Decca Eloquence - ELQ 4802406 [116 mins]

These reduced price re-issues will make us revise the Vienna Octet's "cuddly" image in UK where they toured with standard repertoire, to satisfy audience tastes - that if only according to concert promoters demands. That limitation still holds, which is why - alongside live concertgoing - recordings are so very important if one is to hope to gain a wider perception of international activity, and we live in a time when groups are now looking more and more to unfamiliar repertoire to make their mark in the overcrowded market place.

Some may be surprised to learn that the Vienna Octet played a great deal of the most innovative music of their time back home, and recorded these examples in Vienna.

The first Octet which they commissioned, and one of the best, is that of the Belgian Marcel Poot, which will surprise most of our readers; an important composer in his own coutry, almost unknown in UK.
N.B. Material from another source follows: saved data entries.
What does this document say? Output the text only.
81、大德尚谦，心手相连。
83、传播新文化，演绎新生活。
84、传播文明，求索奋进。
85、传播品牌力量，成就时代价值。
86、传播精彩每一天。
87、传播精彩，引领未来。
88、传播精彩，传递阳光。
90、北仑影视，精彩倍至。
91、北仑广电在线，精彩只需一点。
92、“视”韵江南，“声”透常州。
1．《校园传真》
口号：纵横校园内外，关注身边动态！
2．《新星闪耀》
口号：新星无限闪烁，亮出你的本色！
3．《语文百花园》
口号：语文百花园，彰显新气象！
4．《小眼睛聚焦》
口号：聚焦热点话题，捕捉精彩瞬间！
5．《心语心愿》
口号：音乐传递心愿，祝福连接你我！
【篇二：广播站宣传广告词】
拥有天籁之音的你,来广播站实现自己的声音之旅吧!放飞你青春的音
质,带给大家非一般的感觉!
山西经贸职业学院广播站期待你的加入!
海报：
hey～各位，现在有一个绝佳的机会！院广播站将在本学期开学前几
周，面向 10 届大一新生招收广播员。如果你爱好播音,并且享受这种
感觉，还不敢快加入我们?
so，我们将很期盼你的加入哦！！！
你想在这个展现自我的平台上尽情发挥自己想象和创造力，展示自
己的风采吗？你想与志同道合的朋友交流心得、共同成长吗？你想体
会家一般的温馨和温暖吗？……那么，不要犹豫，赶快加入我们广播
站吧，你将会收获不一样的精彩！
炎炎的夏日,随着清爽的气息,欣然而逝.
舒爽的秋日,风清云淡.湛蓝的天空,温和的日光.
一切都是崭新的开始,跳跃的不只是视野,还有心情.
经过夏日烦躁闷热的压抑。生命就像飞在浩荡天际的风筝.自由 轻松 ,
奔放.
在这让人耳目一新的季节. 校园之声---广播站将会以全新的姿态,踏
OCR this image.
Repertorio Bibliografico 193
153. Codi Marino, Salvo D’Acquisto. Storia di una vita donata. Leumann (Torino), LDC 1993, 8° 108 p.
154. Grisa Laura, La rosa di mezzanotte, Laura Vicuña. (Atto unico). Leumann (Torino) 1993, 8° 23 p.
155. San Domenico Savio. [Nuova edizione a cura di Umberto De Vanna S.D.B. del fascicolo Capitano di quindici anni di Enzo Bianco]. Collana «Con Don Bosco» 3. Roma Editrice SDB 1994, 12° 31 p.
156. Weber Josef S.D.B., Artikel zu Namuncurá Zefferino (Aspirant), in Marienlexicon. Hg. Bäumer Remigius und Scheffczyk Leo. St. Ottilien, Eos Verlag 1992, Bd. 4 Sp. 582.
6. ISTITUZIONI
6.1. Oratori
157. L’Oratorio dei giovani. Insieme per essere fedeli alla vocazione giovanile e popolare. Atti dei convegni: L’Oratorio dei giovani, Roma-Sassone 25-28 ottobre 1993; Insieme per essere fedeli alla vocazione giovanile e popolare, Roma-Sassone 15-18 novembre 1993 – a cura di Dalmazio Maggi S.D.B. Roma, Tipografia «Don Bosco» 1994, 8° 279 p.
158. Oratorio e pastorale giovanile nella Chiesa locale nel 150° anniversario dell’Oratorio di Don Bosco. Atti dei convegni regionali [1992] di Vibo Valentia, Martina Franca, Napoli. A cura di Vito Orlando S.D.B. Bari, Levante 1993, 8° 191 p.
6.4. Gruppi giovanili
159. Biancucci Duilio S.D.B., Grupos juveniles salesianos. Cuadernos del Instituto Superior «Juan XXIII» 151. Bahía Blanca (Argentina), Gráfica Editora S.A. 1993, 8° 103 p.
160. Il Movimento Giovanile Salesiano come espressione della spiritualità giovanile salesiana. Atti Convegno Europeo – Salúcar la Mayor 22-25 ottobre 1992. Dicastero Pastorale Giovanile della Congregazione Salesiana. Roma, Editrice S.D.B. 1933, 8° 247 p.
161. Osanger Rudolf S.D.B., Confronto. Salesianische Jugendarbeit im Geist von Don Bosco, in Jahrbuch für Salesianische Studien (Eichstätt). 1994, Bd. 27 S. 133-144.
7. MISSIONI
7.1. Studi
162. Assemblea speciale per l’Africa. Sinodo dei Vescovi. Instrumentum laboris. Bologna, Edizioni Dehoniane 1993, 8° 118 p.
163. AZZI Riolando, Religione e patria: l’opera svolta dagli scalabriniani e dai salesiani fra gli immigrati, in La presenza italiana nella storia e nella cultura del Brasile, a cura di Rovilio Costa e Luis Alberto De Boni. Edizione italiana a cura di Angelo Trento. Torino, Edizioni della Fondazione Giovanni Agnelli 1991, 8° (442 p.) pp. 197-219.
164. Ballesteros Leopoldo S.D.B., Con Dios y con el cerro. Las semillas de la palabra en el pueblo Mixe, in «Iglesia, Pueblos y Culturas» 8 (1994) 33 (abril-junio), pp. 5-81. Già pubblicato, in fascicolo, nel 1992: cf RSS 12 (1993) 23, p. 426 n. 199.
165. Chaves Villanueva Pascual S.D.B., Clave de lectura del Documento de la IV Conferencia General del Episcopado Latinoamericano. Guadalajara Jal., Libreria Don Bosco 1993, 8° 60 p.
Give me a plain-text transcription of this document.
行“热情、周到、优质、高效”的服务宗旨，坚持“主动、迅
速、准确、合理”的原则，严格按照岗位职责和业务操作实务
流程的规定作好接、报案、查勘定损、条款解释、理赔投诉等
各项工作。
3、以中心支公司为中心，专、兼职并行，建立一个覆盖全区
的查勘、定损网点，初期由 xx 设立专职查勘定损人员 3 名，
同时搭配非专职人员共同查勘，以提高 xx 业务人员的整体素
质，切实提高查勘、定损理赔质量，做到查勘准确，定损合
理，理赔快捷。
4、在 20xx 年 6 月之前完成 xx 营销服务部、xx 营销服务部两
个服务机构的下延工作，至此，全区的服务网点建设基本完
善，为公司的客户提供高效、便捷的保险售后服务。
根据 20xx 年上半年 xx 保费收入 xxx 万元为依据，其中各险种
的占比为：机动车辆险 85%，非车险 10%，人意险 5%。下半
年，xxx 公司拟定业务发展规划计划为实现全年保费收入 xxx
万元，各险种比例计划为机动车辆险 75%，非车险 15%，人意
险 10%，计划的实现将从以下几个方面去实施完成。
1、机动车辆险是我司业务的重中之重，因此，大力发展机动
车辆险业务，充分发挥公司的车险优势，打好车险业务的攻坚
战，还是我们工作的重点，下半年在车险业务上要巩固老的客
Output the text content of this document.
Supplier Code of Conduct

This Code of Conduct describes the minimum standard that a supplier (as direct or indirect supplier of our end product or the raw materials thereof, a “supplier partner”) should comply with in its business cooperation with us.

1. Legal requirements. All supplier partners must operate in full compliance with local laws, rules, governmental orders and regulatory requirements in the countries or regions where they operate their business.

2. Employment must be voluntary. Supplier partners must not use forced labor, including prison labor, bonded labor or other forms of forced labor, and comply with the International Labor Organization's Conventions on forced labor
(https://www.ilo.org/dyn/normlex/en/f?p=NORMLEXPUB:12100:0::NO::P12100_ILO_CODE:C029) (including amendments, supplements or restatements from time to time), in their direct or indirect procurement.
Concise, witty and expert in giving soloistic opportunities for everyone, it deserves to be far better known. The first of them to be recorded too, produced in Vienna by John Culshaw (of Solti's Ring fame) in 1956, this is a winner; you'd never guess its age. Egon Wellesz's octet, though never surprising, is a welcome discovery, with solos for all and with a grave beauty in its slower music - by turns "serene, sultry, almost sleepy" - [Tully Potter].

Potter's deeply researched notes are hugely interesting and informative; but it would help if the names of the six composers had been highlighted in BOLD within his wide ranging text.